Luca DESSERAFINO sdb"Benedirò il Signore in ogni tempo"


23 ottobre 2016 | 30a Domenica T. Ordinario - Anno C | Omelia
Benedirò il Signore in ogni tempo
"La preghiera dell'umile penetra le nubi, finché non sia arrivata non si ferma". Queste parole del libro
del Siracide, che aprono la liturgia di questa domenica, ci pongono in continuità con quanto abbiamo ascoltato domenica scorsa.

La preghiera resta l'orizzonte nel quale la Parola di Dio ci immette. Ma non è più l'insistenza nel rivolgersi a Dio, come nell'episodio della povera vedova, bensì l'atteggiamento che l'uomo deve avere nella preghiera. L'evangelista Luca inizia la narrazione della notissima parabola del fariseo e del pubblicano che si recano al tempio, con una premessa che ne mostra la ragione: "Gesù disse questa parabola per alcuni che presumevano di essere giusti e disprezzavano gli altri".

La parabola parla della preghiera ma, in realtà, è in gioco il modo di concepire l'esistenza in rapporto con Dio: la preghiera è rivelatrice di qualcosa che va oltre la preghiera stessa. Di conseguenza, ciò che va raddrizzato non è anzitutto la preghiera, bensì il modo di concepire Dio e la sua salvezza, se stessi e il prossimo.

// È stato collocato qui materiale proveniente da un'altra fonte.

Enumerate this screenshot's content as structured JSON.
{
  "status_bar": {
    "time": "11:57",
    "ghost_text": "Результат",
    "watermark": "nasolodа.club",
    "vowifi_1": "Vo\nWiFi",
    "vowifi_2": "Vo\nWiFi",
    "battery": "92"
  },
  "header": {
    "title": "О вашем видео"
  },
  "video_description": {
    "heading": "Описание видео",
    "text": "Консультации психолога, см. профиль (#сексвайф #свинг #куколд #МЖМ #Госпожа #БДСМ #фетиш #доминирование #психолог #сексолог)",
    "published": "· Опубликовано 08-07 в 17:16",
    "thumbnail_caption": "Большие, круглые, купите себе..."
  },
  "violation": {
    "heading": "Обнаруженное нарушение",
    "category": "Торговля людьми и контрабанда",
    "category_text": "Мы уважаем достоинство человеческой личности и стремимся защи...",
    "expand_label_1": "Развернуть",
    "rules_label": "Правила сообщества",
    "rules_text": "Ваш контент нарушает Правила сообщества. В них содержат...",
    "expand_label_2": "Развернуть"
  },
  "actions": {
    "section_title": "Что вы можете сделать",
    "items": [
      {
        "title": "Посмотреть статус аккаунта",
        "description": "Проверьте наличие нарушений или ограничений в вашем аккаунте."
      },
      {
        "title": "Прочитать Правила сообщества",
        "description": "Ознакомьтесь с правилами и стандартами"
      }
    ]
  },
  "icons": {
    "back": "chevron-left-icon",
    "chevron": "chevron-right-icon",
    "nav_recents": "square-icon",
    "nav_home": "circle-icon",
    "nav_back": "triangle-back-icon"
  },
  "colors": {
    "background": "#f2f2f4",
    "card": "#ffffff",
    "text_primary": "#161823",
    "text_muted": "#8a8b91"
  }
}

La parabola del fariseo e del pubblicano presenta due protagonisti, ciascuno dei quali incarna un modo diverso di porsi di fronte a Dio e al prossimo. Il fariseo osserva scrupolosamente le pratiche della sua religione, e ha molto spirito di sacrificio. Non si accontenta dello stretto necessario, ma fa di più. Non digiuna soltanto un giorno alla settimana, come prescriveva la legge, ma due.

È vero, dunque, che egli osserva tutte le prescrizioni della legge, il suo torto non sta nell'ipocrisia. Il suo torto sta nella fiducia nella propria giustizia. Si ritiene in credito presso Dio: non attende la sua misericordia, non attende la salvezza come un dono, ma piuttosto come un premio doveroso per il dovere compiuto. Dice: "O Dio, ti ringrazio", facendo in tal modo risaltare a Dio la propria giustizia, ma questa consapevolezza di una originaria dipendenza da Dio viene persa lungo la strada. Tanto è vero che egli, a parte quel "ti ringrazio" detto all'inizio, non prega: non guarda a Dio, non si confronta con Lui, non attende nulla da Lui, né gli chiede nulla.

Si concentra su di sé e si confronta con gli altri, giudicandoli duramente. In questo suo atteggiamento non c'è nulla della preghiera. Non chiede nulla, e Dio non gli dà nulla.

Anche un pubblicano sale al tempio a pregare, ma il suo atteggiamento è esattamente l'opposto di quello del fariseo.

Si ferma a distanza, si batte il petto e dice: "O Dio, abbi pietà di me peccatore". Dice la verità: lavora per i romani, gli invasori, ed è troppo esigente nell'esigere i tributi dai compaesani: è certamente un peccatore. La sua umiltà non consiste nell'abbassarsi, anche se la sua posizione è certamente quella che egli descrive, come anche l'osservanza del fariseo era reale.

Ma è consapevole di essere peccatore, si sente bisognoso di cambiamento e, soprattutto, sa di non poter pretendere nulla da Dio. Non ha nulla di cui vantarsi, non ha nulla da pretendere. Può soltanto chiedere. Conta su Dio, non su se stesso.

La conclusione è chiara e semplice: l'unico modo corretto di mettersi di fronte a Dio nella preghiera e, ancor prima, nella vita, è quello di sentirsi costantemente bisognosi del suo amore e del suo perdono. In questo modo la nostra preghiera porterà frutto nella misura in cui lasciamo operare il rapporto d'amore che la Trinità vuole avere con noi.

Da qui e solo da qui possiamo ripartire, purificati nelle nostre intenzioni e scelte, per agire realmente da figli di Dio.